The News Feature “Fertilized to death” (Nature 425, 894–895; 2003) contains several inaccuracies about how reactive nitrogen is affecting ecosystems. As scientists working to understand these effects and to formulate methods for reducing them, we feel that the increase in reactive nitrogen is a serious and critical issue, which deserves informed discussion of the many complex issues involved.

First, although excess fertilizer use can have adverse environmental consequences, it contributes little to acid rain, whose principal causes are sulphur and NOx emissions from fossil-fuel combustion by power plants and vehicles. Moreover, although ammonia emissions from agriculture contribute to high rates of nitrogen deposition in some forests, indirectly increasing soil acidity, these contributions are primarily from livestock, not from fertilizer.
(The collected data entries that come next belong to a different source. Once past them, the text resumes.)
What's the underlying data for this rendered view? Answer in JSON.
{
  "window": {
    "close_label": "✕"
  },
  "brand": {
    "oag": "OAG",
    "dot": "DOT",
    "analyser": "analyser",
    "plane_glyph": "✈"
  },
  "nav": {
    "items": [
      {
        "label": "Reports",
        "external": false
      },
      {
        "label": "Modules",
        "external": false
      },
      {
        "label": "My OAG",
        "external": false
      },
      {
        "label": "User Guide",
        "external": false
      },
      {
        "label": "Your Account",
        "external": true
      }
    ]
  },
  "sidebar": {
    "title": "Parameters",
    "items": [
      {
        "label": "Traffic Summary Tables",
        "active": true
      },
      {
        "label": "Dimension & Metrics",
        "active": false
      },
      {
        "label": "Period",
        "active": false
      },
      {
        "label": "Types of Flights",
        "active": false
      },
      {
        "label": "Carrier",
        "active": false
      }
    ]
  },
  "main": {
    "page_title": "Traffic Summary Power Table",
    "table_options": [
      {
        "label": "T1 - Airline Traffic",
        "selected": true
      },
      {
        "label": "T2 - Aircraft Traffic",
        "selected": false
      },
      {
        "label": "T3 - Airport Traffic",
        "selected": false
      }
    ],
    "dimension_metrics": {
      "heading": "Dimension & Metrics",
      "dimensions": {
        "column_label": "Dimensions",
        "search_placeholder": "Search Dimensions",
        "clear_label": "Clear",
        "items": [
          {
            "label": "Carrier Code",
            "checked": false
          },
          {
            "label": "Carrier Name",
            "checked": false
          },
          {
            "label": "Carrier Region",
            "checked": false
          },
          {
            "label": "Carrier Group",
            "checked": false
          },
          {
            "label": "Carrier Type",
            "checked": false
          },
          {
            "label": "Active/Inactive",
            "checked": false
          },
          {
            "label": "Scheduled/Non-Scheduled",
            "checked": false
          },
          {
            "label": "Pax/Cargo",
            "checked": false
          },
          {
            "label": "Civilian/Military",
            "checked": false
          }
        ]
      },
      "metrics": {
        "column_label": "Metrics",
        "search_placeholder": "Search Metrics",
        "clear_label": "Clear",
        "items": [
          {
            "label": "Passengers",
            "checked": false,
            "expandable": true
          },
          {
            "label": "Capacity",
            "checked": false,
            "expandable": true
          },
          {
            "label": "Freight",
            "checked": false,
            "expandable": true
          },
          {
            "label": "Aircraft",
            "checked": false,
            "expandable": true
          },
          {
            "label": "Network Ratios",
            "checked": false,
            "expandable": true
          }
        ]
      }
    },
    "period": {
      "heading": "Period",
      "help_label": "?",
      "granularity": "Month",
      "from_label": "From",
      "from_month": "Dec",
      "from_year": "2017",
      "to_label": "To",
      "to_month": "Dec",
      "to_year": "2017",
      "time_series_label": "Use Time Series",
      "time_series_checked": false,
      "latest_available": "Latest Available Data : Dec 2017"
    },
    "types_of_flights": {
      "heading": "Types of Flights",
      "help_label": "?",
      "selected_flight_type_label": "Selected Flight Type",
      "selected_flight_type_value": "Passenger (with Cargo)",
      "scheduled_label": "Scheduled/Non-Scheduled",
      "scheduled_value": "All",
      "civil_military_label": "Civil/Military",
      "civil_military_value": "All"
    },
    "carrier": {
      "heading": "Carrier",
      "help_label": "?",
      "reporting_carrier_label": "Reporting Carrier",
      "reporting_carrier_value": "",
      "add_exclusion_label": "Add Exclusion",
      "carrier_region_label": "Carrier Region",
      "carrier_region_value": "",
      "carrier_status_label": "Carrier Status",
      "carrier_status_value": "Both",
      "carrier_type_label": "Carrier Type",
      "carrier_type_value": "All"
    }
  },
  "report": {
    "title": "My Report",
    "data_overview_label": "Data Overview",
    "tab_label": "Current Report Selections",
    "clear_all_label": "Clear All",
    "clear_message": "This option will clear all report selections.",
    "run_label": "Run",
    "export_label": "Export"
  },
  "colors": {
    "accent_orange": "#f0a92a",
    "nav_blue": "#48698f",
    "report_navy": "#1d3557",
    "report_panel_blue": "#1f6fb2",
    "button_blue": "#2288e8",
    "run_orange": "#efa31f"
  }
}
Second, although the feature does state that it is not clear how different types of forest will respond to increased nitrogen deposition, it should be emphasized more clearly that the effects of increased nitrogen deposition on forest growth and mortality are highly variable and complex, and even the direction of response (increased or decreased growth) remains uncertain.

Third, it is important to recognize that almost half the nitrogen applied to crop fields is lost through aqueous run-off and atmospheric emissions (not run-off alone as stated in the article) and that the environmental impact of these two processes are very different. Aqueous losses of fertilizer nitrogen (20%) are usually substantially less than atmospheric losses, although this run-off can still have serious environmental effects. Much of the loss to the atmosphere is through denitrification, which removes most of the reactive nitrogen from the ecosystem but can produce the greenhouse gas N2O.

Finally, not all potential solutions to this problem need to be expensive or result in increasing the costs of agricultural production. In the United States, at least, current levels of agricultural production can be met by reducing excess application of synthetic nitrogen fertilizer, potentially saving farmers money.